Oh, my. That’s more grandiose than I remembered.

The first two issues are 48 pages each, and were published within a few months of each other. This suggests to me that perhaps Brunetti had created all the pieces over a longer time period?

The first page of the first issue sums ups the contents of the first two issues pretty well. It’s very angry, it’s rantey, it tries to shock, but is kinda funny. And it’s quite well drawn: Brunetti draws himself pretty mercilessly, but with an expressive, almost cute line.

Fantagraphics has published more than their share of these philosophical/rant comics (see, for instance Dennis Worden’s Stickboy (or perhaps not)).

I generally feel that my aesthetics haven’t changed at all since I was, like, seven, but comics like this prove me wrong: Unless they’re extremely interesting and original (think John Porcellino or Ron Regé jr), I’ve got very little patience with these rants these days.

Brunetti does veer convincingly between self-loathing and grandiose thoughts about himself…

… but in the end, I find myself completely burned out on Catholic boys coming up with these deep thoughts. Sorry. It’s probably just me.

And here’s the stuff that reminds me of Johnny Ryan. I think Brunetti does it quite a bit more convincingly: It’s just more deranged and icky.

Brunetti’s art varies a lot over the first two issues, from very cartoony to something that looks traced from a photo. Perhaps another sign that they’ve been assembled from older work?

Autobiographical comic book artists have always had an uncomfortable tendency of telling us too much and thereby potentially hurting friends they’re writing about. Unsurprisingly, Brunetti tries to outdo everybody else here, too.

That’s a rather impressive letters page in the second issue. It’s basically everybody. I can understand they were all rather impressed with the first issue (it’s impressively unnerving), but still… And then I notice that Dennis Worden’s letter starts with “Thanks for your book”. Did Brunetti (or Fantagraphics) send free copies of the first issue to everybody in comics?

That’s how you know you’re reading something from before the public had access to the interweb. These days, the author would just google “mentally ill animals” and see that, indeed, that’s a thing.

The second issue is much heavier on text than the first issue, and Brunetti veers off into talking about religion and stuff. I have negative interest in religion, so I found myself starting to skim a bit…

And then Valerie Brunetti (Ivan’s wife) pops up with a text, which is fair, since Brunetti talks so much about her.

The last 20 pages of the issue are all like this, and I skipped them all. (Are those cries of “lazy Philistine” I hear? Those issues of All-New All-Uncanny X-Men aren’t going to read themselves, you know!) Then I noticed that the drawings seemed to be forming letters, one per page. That’s “U” and “A”. The pages all together spell


The third issue was published two years later. Brunetti says in the indicia that it took him that long to recover from doing the previous issue, which is understandable.

The third issue is very different.
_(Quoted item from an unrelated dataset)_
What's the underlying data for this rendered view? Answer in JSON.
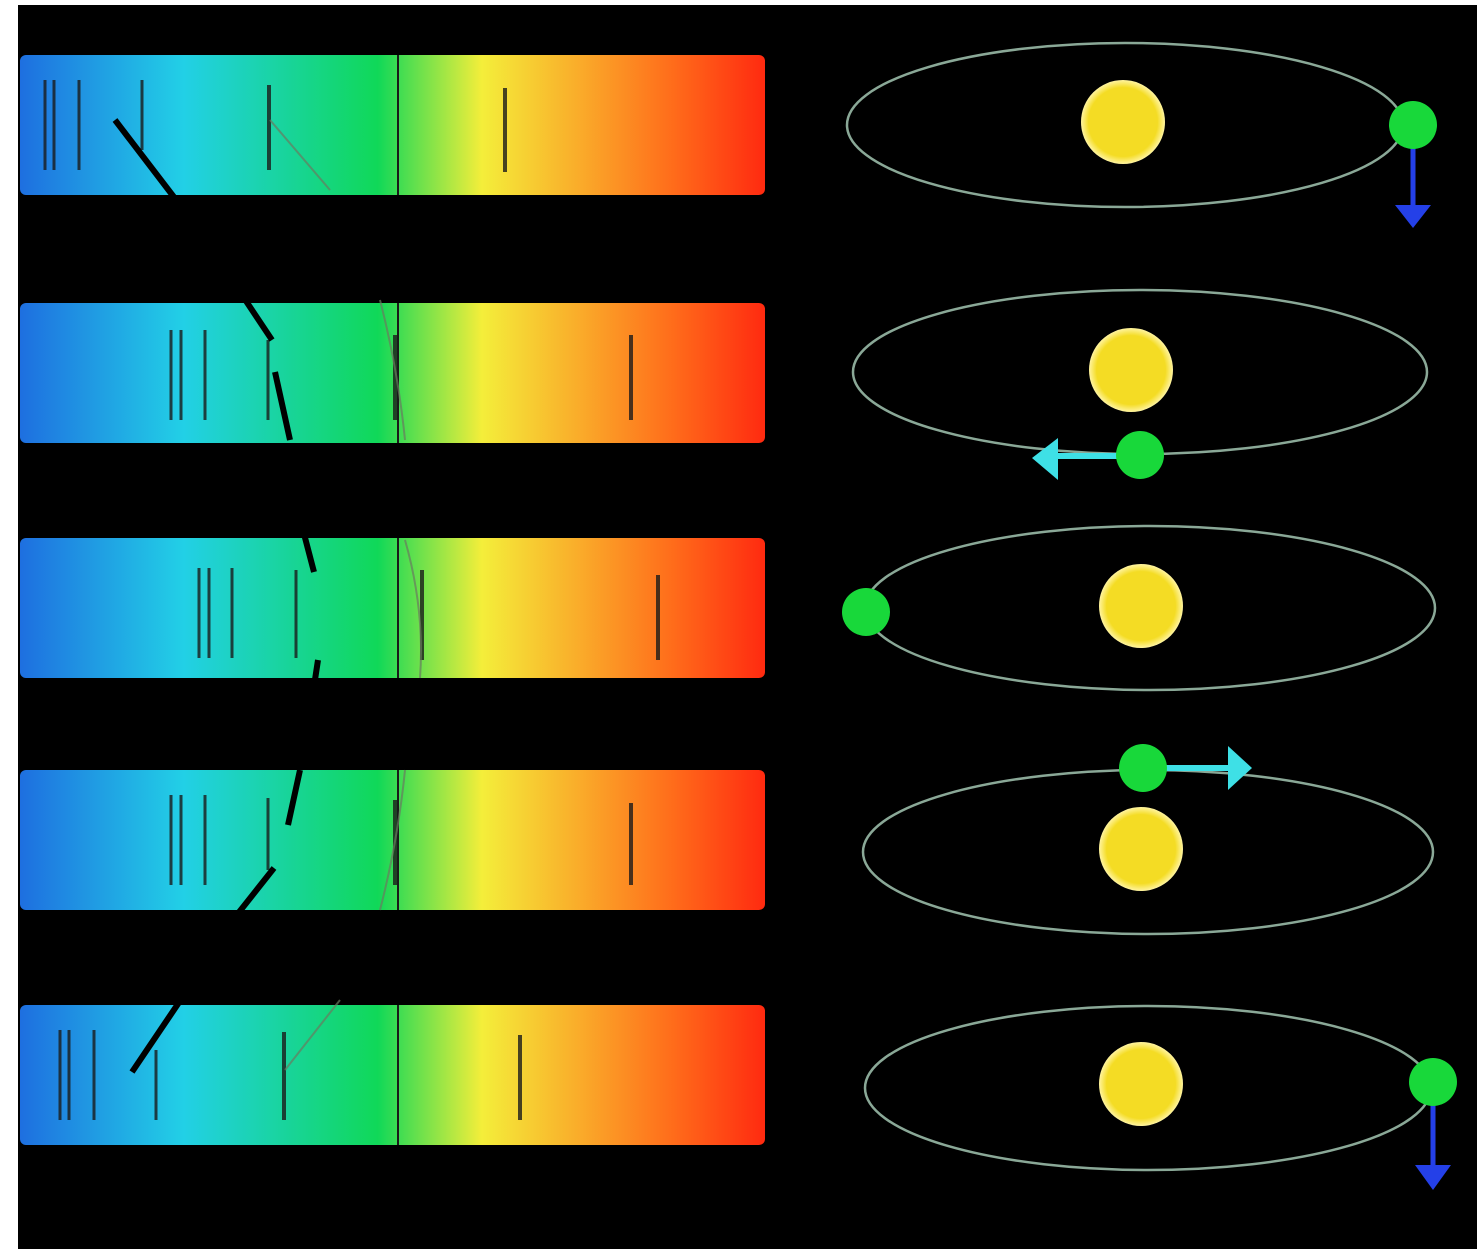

It has half the number of pages of the preceding issues, and it’s not as text heavy. Most of it takes place at Brunetti’s place of work, and, as you can see, it’s just like Dilbert.

Except that’s it’s rather good.

The fourth and final issue was published eight years after the third, and is almost tabloid size and printed on stiff, white paper. Brunetti’s art style has changed again, and is now radically simpler and more old-timey.

About half the pages aren’t autobiographical at all, but are instead mini-biographies of various writers and artists. It’s an interesting and eclectic mixture of people he’s decided to write about.

But, of course, there’s still room for some old-fashioned self-loathing.

Brunetti’s artistic experimentation leads to one page of comics done on the computer in a very low rez style.

But this style is the pervasive one, and is very similar to the one Chris Ware has been using in his most recent work. Was Ware inspired by Brunetti or the other way around? If I can trust publication dates, this geometric style may have originated with Brunetti…

The first three issues of Schizo were published in a collected edition by Fantagraphics in 2007 under the name Misery Loves Comedy. Brunetti continues to work in comics and illustration (most famously doing several covers for The New Yorker). His next book is a children’s book from TOON called Wordplay.

This post is part of the Fantagraphics Floppies series.